Pollution As An Added Driver
In China, vehicles contribute to massive air pollution in large cities, including the capital region. The situation has caused closures for health hazards. In a new anti-pollution business environment, GM's work with electric and hybrid vehicles could continue to reap competitive benefits. The Chinese government offers exceptional incentives for the purchase of electric and other non-polluting vehicles.
The Lyft Factor
GM has an investment position in Lyft, which could translate into dominant ownership. Lyft has shown growth and signs of continuing growth. Lyft is an alternative to car ownership, and GM could capitalize as the supplier of the vehicle fleets. While Lyft may discourage car ownership, it encourages vehicle usage among an active consumer group.
Favorable Comparison With Competitors
The Company earned a record $9.7 billion in 2015 or $5.91 per share. This was up 246% from 2014, which saw $2.8 billion in earnings and $1.65 per share. GM's earnings per share stands out as superior to competitors and the industry average of 9.3. This commends the stock's buy recommendations, including from UBS and Credit Suisse analysts, in the past twelve months.
Conclusion: Buying Opportunity
For the past year, the stock showed high of about $38 and low at approximately $24. In recent months, the stock has hovered in the area of $30 per share; it is an excellent choice for a buy in 2016.

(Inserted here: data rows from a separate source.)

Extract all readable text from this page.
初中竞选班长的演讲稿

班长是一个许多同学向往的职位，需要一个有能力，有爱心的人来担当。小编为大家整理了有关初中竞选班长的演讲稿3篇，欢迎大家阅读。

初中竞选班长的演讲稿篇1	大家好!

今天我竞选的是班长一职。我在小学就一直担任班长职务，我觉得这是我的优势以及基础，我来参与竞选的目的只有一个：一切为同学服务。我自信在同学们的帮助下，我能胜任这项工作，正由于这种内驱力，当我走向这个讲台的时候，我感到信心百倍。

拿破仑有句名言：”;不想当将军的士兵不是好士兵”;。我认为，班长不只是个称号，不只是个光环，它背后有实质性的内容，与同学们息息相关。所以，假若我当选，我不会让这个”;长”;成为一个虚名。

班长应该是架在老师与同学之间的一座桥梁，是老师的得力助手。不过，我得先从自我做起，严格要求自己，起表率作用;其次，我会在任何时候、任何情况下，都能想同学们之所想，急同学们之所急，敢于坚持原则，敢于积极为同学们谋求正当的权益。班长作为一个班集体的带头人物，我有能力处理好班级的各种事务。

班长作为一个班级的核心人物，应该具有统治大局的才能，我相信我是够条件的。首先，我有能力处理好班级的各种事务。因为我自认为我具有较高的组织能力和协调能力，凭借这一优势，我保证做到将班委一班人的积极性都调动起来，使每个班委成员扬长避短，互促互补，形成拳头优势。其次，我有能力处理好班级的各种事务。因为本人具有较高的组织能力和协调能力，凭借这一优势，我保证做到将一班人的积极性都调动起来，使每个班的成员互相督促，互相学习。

The price is quite favorable to earnings, and as events in the world continue to depress gasoline prices, and governments increase support for nonpolluting vehicles, GM could enjoy tremendous growth in China, India, and US markets.
Disclosure: I/we have no positions in any stocks mentioned, and no plans to initiate any positions within the next 72 hours.
I wrote this article myself, and it expresses my own opinions. I am not receiving compensation for it (other than from Seeking Alpha). I have no business relationship with any company whose stock is mentioned in this article.